= Alice Ingham =

English Catholic sister, missionary (1830–1890)

Alice Ingham (8 March 1830 – 24 August 1890) was an English Catholic religious sister and missionary. She founded the Franciscan order of Sisters of St. Joseph's Society for Foreign Missions.

== Biography ==
She was born 8 March 1830 in Rochdale, England to George and Margaret Ingham. Her mother died in 1842; her father remarried. After an elementary education, Alice went to work in a cotton mill, after which she was apprenticed to her father, a draper based in Yorkshire Street, where she worked with her step-mother. By 1861 he had become invalid, and she was running the family business, which was then called "Ingham's Caps and Confectionery". She was known locally for her charitable work.

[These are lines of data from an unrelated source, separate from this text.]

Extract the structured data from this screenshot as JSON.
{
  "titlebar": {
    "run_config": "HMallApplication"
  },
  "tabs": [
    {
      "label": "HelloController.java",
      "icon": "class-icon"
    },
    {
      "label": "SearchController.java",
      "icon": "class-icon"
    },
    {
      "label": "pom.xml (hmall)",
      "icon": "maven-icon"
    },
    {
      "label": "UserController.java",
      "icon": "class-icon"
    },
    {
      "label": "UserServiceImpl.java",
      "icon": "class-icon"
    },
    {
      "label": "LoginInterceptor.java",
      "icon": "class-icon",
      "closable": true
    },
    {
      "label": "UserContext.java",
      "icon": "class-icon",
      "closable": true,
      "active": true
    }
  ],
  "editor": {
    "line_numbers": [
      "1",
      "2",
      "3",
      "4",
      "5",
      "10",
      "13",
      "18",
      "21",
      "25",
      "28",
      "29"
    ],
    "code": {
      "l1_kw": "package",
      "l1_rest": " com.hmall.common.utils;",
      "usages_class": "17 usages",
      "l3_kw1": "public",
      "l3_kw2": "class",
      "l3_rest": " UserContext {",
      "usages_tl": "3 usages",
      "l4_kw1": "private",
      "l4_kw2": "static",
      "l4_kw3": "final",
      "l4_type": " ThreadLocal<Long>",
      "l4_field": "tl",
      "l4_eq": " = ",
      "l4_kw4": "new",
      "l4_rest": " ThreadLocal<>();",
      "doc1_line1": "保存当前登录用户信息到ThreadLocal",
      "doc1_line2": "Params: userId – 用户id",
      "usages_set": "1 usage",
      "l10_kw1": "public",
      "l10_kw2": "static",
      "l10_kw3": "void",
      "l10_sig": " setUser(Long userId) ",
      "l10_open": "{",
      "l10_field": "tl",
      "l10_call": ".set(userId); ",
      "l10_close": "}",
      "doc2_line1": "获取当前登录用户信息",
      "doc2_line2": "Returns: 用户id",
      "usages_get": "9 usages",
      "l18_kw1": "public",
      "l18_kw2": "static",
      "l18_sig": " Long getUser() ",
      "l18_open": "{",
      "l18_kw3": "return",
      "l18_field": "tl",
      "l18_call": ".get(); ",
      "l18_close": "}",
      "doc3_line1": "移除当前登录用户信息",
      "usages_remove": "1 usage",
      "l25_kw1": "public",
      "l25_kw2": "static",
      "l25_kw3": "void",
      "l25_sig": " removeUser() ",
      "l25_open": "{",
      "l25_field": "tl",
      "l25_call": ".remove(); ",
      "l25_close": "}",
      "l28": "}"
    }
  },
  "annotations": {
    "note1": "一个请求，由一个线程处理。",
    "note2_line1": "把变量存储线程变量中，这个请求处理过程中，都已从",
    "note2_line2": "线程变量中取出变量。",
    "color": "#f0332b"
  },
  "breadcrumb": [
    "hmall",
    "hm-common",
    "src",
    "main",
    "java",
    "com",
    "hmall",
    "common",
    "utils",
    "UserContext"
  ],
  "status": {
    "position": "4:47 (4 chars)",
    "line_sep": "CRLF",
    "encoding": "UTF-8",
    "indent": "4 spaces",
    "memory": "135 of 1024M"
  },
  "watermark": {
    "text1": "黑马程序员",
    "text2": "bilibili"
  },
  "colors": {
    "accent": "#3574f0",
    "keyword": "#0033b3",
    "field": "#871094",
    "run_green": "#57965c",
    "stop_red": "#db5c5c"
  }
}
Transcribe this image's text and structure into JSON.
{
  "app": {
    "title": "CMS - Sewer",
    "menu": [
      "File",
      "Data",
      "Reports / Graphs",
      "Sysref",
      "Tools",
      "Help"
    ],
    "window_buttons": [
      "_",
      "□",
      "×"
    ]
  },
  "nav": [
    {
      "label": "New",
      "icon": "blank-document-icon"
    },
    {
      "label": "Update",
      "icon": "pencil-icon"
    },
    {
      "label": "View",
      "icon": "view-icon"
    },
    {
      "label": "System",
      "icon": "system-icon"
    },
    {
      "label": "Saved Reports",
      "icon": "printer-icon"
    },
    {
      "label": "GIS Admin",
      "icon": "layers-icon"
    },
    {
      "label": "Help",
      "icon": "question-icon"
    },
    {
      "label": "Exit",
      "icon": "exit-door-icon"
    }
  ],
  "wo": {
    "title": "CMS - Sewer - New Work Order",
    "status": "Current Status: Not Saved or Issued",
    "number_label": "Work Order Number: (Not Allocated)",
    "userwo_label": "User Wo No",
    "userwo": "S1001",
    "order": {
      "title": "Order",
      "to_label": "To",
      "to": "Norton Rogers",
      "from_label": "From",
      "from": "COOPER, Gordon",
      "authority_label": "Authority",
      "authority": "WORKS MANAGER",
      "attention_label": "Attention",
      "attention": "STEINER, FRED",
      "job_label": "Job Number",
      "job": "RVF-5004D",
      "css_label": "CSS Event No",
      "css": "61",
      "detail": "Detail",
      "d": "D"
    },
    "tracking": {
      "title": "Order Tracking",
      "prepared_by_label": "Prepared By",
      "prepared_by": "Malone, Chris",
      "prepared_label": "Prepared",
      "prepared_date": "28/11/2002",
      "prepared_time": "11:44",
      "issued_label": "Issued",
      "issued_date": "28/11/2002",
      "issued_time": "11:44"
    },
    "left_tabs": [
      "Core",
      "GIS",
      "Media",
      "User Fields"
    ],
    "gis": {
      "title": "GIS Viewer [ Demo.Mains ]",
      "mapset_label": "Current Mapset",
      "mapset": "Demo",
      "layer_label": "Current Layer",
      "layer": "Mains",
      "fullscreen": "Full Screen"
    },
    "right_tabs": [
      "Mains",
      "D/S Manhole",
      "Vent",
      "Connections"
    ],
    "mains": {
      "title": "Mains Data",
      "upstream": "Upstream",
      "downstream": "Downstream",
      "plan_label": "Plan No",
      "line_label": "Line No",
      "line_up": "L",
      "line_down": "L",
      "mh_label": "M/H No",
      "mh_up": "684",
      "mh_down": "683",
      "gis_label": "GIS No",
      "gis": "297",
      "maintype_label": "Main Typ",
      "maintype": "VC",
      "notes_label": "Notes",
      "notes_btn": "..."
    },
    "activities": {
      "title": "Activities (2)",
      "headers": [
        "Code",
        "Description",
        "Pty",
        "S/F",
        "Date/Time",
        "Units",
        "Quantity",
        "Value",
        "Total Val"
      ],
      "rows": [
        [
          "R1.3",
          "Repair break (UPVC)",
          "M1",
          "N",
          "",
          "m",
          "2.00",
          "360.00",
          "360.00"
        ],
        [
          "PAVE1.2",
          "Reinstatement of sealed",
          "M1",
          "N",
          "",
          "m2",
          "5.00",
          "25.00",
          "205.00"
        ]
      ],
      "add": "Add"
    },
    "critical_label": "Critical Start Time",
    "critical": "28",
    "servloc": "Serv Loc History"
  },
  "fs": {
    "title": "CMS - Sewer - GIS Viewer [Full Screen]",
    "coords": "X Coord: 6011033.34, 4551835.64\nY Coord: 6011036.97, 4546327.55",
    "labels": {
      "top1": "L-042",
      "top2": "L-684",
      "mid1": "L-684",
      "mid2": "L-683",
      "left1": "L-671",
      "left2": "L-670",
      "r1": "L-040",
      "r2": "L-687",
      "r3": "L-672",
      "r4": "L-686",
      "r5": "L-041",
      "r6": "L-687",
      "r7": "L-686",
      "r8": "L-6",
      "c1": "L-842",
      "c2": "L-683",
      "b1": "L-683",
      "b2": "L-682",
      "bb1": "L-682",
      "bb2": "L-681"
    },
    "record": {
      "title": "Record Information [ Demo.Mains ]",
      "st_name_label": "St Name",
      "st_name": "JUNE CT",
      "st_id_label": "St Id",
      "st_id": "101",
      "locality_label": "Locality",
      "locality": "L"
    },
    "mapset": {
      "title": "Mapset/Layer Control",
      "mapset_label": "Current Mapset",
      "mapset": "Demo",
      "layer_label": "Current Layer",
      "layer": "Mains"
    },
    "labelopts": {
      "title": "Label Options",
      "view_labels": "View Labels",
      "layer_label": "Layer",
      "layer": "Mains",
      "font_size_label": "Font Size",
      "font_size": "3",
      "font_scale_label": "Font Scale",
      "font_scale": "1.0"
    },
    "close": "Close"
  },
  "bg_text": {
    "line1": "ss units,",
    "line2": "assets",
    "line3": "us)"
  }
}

In 1861 she joined the third order Franciscans.

Her father died in 1865 and, after receiving advice and encouragement from a Franciscan priest and a Passionist nun, she started a small religious and charitable organisation of women in 1871. As the community grew, she opened a second shop on nearby John Street.

In 1878, Herbert Vaughan, then Bishop of Salford, suggested that Ingham's group take on domestic duties at St Joseph's Foreign Missionary College, in Mill Hill, London. Although some of the women preferred to continue with their local welfare work, the shops were sold and the group moved to London. The move would eventually provide the opportunity for the sisters themselves to become missionaries.

==Franciscan Missionaries of St. Joseph==
In 1883 Ingham and eleven of her congregation took temporary vows, and her congregation became established as the "Sisters of St. Joseph’s Society, Associates of Mill Hill". In 1884 she took her full vows. She was given the name "Mary Francis". The sisters also took charge of the domestic economy first at St. Peter's school in Kelvedon, and then at Freshfield. In Salford, they managed the first home for waifs, and opened others in Manchester and Blackburn. They came to be known as "the Rescue Sisters".

In 1885 five of the sisters went as missionaries to Borneo. Ninety-three years later they left flourishing local Congregations of Sisters to serve the Church.

In 1886 the sisters moved back to Lancashire, first running the Children's Rescue and Protection Society at Ardwick Hall and moving to Blackburn in 1888.

Ingham was bedridden in the last years of her life and died on 24 August 1890 at Blackburn at the age of 60. She was buried at Mill Hill. Today the Sisters of St. Joseph run homes at Patricraft, Mill Hill, Blackburn, Freshfield, Waterford, Cork, Rozendaal and various stations in Borneo.

The first community was sent to Holland in 1891 and in 1906 the Sisters began work in Ireland. In 1925 their name was changed to Franciscan Missionaries of St. Joseph. In 1929 the sisters were made a Pontifical Congregation separate from the Mill Hill Society but continue to work closely with the Mill Hill Fathers. In more recent times, the congregation's work in managing colleges has been superseded by care for the elderly.

The Generalate is located at St. Joseph's Convent, Manchester. As of 2019, there are sisters working in seven countries.